Houston Police Chief and La Verne alumnus Art Acevedo has been working around the clock to coordinate efforts for the victims of Hurricane Harvey in Texas. Born in Cuba, he and his family moved to El Monte, just west of La Verne, in December 1960.
Acevedo studied communications at Rio Hondo College in Whittier, and also attended Western State University College of Law before he decided he wanted to be a police officer. He was hired by the California Highway Patrol in 1986, then came to ULV to study Public Administration from 2004 to 2005.
Before becoming police chief in Houston, he was the first Hispanic police chief to serve in Austin, Texas.
In both cities, he improved community relations.
Now, in the wake of disaster, he has helped save countless lives.
What made you want to become a police officer?
As a Cuban refugee and an immigrant, my dad raised us to believe in this country.
He gave us the greatest gift of all, which is freedom. So, I really had a deep desire to actually give back.
I really had a deep desire to enter the public service.

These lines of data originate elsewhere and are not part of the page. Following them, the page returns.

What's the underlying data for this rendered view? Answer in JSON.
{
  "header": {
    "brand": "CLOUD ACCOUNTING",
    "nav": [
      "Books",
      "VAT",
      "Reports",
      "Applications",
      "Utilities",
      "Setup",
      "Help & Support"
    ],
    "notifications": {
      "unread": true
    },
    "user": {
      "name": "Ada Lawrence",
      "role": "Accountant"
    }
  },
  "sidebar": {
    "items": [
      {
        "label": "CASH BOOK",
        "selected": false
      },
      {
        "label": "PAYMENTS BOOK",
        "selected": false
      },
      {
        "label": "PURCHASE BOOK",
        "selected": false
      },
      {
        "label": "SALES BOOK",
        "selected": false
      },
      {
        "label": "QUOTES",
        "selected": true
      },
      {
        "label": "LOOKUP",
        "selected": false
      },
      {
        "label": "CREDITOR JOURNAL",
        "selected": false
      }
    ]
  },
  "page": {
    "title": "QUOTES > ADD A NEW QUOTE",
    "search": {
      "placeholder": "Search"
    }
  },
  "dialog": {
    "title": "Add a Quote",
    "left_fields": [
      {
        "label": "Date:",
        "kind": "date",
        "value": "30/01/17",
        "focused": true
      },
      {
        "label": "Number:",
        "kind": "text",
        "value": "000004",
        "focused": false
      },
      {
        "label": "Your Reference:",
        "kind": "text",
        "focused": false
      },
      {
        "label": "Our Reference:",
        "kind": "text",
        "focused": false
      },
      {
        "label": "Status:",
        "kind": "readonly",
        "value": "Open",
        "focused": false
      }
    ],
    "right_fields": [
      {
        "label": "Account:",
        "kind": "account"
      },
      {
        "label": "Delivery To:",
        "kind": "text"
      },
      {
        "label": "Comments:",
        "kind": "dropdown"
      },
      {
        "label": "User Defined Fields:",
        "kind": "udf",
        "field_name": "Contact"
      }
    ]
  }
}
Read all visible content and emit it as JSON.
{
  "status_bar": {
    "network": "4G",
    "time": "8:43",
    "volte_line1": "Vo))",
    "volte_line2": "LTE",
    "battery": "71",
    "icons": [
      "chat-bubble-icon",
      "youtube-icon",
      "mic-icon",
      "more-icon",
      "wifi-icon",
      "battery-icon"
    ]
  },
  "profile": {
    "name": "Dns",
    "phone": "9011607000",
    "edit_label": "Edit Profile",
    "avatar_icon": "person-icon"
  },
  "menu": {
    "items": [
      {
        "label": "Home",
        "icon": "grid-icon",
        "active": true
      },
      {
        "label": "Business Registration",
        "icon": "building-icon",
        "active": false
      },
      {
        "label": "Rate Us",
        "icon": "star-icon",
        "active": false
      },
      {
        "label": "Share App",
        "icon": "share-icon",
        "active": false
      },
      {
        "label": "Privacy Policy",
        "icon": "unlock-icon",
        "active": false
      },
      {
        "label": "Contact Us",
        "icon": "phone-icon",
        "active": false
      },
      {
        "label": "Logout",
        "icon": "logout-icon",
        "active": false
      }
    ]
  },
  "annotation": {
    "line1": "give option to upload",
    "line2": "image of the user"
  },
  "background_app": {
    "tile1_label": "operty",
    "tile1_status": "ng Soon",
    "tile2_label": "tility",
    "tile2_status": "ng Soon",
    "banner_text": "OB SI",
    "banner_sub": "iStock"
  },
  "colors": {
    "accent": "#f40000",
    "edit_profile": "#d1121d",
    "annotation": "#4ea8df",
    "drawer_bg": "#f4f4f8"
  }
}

What sort of changes have you made in the Houston Police Department?
We have changed everything: our working hours, our detectives, the way that we investigate crime.
We have created different processes in terms of how we do things as a result of being a more data-driven organization.
We’ve seen a 23 percent drop in homicides this year and murders here in Houston. That’s something that we’re very proud of.
We’ve changed the way we investigate officer involved shootings. I’ve changed the way that we investigate internal affairs and complaints, and I’ve actually worked diligently to improve our transparency as an organization.
As a result, I think that public trust is up here in the city of Houston.
How did your department prepare for Hurricane Harvey?
We actually came together as a police department and we put our employees on notice, our police officers, they should be prepared to actually bring extra clothes to work and be prepared to stay at work before the storm hits, and it was supposed to hit on Saturday or Sunday. Before it hit, we actually put everyone on practical alert where they work 12 hours on and 12 hours off, and then once the storm starts hitting, which looked like it was going to be really, really soon.
It was so significant with the most rain that had ever been in recorded history falling in the region.
We actually made everybody stay at work for six full days without going home.
How did the Houston Police Department coordinate efforts with other organizations?
It was all hands on deck.
Our community came together, our agencies came together, it was really an effort that included everyone, including the fellowship of the La Verne Campus, because they had a bunch of donations sent here.
How did you guys maintain safety throughout the hurricane?
Well, I’ll tell you, a lot of them put their lives at risk for rescues. We probably rescued about 6,000 people during the storm, and a lot of them, the missions were risky because people weren’t really trained for that. But when citizens’ lives are at risk, we put ourselves at risk because that’s what we signed up to do, and we’re very proud of that. There were a lot of volunteers, and a lot of people would not have been alive had it not been for us.
Sgt. Steve Perez drowned while trapped in his car under an underpass during the flood when he was trying to drive to work. How close were you with him?
That really broke all of our hearts. We just buried him Wednesday. I’ve known him for nine months and he was a really quite a sweet man, and it just broke my heart when I found out that he was missing, because he was really a good man. You think about the fact that he’s stranded two and a half hours trying to get to work shows a lot about his commitment.